Где же я впервые посмотрел «Угэцу»? Мне было не то пятнадцать, не то шестнадцать лет, и это, должно быть, случилось в одном из залов, где устраивались «просмотры с обсуждениями» — они тогда существовали, и там показывали сразу по нескольку фильмов, подобранных или по странам, или по темам. Помню я это смутно. Изображение черно-белое, трясущееся (конечно, то была заезженная копия), субтитры слишком низко, нечитабельные. Фильм, который я не видел, а скорее смутно предвидел, такой необычный и так смутивший меня, что мой дух был им обольщен, как будто я видел сон или оказался невольным свидетелем какого-то происшествия.
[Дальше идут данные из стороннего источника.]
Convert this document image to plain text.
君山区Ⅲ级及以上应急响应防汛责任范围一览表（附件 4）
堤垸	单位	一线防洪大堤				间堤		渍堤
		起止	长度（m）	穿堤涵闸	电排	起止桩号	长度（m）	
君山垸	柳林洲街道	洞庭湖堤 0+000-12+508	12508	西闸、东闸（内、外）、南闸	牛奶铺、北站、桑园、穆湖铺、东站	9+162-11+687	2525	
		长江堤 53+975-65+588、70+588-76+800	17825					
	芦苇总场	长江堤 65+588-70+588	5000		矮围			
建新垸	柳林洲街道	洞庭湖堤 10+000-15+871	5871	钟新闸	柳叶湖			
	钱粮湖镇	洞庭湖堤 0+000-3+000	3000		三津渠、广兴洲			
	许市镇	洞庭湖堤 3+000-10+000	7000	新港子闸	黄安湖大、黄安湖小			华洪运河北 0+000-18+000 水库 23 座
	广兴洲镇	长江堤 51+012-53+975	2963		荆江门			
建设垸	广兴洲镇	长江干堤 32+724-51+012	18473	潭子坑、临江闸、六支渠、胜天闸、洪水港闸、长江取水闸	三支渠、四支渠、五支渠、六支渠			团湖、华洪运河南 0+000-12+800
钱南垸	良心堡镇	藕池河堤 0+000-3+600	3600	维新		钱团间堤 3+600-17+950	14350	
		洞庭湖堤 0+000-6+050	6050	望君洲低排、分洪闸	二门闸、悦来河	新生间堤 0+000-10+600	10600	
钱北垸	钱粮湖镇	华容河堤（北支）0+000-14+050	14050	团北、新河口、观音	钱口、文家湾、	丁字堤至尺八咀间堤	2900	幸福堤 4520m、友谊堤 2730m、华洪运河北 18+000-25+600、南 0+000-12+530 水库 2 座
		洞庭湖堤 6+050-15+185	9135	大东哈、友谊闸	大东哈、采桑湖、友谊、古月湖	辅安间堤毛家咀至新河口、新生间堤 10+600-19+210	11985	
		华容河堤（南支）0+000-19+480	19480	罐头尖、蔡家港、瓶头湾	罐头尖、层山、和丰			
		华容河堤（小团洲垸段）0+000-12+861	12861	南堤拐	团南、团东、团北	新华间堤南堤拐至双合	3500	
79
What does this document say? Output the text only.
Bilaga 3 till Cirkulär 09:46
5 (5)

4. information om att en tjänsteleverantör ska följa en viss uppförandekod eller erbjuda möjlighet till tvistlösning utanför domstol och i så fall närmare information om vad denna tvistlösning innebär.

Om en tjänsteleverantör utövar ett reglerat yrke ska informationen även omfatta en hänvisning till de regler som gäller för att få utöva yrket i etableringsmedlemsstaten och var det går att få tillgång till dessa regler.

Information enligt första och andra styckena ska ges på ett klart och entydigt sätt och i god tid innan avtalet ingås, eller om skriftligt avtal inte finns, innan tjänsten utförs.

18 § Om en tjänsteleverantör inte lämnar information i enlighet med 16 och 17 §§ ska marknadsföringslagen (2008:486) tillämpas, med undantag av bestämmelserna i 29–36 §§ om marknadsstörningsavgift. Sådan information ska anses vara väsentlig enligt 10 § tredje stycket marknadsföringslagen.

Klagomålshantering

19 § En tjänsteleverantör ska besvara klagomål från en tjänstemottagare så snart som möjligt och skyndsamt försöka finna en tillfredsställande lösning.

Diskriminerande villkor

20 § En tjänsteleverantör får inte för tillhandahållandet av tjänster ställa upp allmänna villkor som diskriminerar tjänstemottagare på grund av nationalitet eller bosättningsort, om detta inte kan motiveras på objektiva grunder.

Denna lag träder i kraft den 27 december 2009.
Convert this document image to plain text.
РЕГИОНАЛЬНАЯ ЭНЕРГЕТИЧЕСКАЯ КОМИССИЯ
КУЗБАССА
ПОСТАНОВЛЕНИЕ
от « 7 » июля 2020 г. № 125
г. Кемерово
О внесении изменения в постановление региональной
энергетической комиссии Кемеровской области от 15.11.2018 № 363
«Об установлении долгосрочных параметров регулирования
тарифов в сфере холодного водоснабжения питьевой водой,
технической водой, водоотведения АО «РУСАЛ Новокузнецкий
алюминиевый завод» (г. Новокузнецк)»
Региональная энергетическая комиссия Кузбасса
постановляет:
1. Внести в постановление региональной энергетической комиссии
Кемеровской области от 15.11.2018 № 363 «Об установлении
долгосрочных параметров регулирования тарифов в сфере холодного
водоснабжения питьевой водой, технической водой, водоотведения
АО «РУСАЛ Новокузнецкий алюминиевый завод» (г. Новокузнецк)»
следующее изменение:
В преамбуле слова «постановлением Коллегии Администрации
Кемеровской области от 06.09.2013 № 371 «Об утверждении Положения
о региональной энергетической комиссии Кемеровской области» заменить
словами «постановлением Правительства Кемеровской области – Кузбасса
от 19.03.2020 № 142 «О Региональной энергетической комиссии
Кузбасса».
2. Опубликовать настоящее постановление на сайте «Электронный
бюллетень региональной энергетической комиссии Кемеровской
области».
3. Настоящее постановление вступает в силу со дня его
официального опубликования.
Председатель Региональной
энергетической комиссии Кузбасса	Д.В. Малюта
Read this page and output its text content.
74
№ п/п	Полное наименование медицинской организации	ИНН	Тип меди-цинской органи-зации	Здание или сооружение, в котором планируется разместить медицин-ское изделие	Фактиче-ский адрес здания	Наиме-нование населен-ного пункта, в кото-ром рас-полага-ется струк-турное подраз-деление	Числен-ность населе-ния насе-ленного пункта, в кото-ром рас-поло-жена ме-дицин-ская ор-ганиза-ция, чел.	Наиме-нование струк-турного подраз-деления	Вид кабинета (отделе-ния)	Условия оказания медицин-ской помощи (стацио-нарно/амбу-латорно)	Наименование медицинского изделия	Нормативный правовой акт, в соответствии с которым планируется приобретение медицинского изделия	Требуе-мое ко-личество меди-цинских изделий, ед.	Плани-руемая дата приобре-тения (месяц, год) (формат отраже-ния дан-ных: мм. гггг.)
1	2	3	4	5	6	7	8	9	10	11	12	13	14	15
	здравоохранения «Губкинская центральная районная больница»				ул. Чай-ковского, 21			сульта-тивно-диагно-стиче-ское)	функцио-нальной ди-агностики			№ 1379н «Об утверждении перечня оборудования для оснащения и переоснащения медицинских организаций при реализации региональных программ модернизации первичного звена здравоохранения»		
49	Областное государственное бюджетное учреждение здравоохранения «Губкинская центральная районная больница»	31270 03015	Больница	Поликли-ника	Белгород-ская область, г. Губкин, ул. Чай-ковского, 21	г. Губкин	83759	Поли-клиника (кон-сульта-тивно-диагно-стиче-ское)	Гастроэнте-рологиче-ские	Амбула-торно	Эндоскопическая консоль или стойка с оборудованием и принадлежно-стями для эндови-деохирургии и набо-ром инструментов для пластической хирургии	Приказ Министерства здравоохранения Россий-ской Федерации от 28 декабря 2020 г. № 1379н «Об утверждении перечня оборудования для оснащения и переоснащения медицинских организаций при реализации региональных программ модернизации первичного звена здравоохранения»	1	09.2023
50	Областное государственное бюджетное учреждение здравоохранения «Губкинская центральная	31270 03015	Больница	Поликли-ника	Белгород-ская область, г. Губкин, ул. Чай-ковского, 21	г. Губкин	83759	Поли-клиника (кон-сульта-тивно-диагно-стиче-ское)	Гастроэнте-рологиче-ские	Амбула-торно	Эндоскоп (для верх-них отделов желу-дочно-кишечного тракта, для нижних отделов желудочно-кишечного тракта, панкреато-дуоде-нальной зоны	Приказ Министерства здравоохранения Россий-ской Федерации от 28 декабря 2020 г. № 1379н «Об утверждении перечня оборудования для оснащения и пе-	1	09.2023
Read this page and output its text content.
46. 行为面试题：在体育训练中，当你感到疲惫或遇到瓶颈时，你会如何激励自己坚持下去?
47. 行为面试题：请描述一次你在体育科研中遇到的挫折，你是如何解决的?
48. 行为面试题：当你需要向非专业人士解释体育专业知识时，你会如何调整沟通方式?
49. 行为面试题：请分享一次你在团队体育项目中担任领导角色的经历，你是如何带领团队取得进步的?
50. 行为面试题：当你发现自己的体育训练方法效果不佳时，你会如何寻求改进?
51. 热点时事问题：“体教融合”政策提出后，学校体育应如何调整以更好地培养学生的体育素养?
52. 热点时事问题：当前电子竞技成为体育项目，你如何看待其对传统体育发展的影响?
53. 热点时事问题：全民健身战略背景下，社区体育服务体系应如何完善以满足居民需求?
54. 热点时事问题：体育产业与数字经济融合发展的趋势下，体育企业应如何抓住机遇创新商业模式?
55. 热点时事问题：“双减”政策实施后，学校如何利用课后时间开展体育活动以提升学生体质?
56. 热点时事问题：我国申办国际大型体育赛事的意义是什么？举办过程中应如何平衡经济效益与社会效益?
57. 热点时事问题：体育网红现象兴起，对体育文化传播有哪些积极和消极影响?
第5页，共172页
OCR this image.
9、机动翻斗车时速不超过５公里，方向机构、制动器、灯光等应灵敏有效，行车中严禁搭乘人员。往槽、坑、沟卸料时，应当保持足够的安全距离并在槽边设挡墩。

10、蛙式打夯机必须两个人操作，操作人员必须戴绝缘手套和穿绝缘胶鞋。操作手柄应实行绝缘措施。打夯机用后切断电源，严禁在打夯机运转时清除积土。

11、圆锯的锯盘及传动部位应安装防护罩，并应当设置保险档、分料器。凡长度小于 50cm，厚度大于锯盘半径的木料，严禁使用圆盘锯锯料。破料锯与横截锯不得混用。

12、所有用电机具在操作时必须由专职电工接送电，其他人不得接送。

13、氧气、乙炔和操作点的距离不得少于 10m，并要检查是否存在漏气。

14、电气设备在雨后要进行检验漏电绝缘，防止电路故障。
Потом я снова пересматривал «Угэцу». В Синематеке на Трокадеро или в парижских кинотеатрах. Очарованный до наваждения, я брал его напрокат в видеотеках, с английскими субтитрами, такими неразборчивыми, что их было невозможно прочесть, с забеленным изображением, подчас ослеплявшим неким сиянием (потом я подумал о глянцевитой глазури, гордости гончара Гэндзюро, принесшей ему неутолимую страсть принцессы Вакаса).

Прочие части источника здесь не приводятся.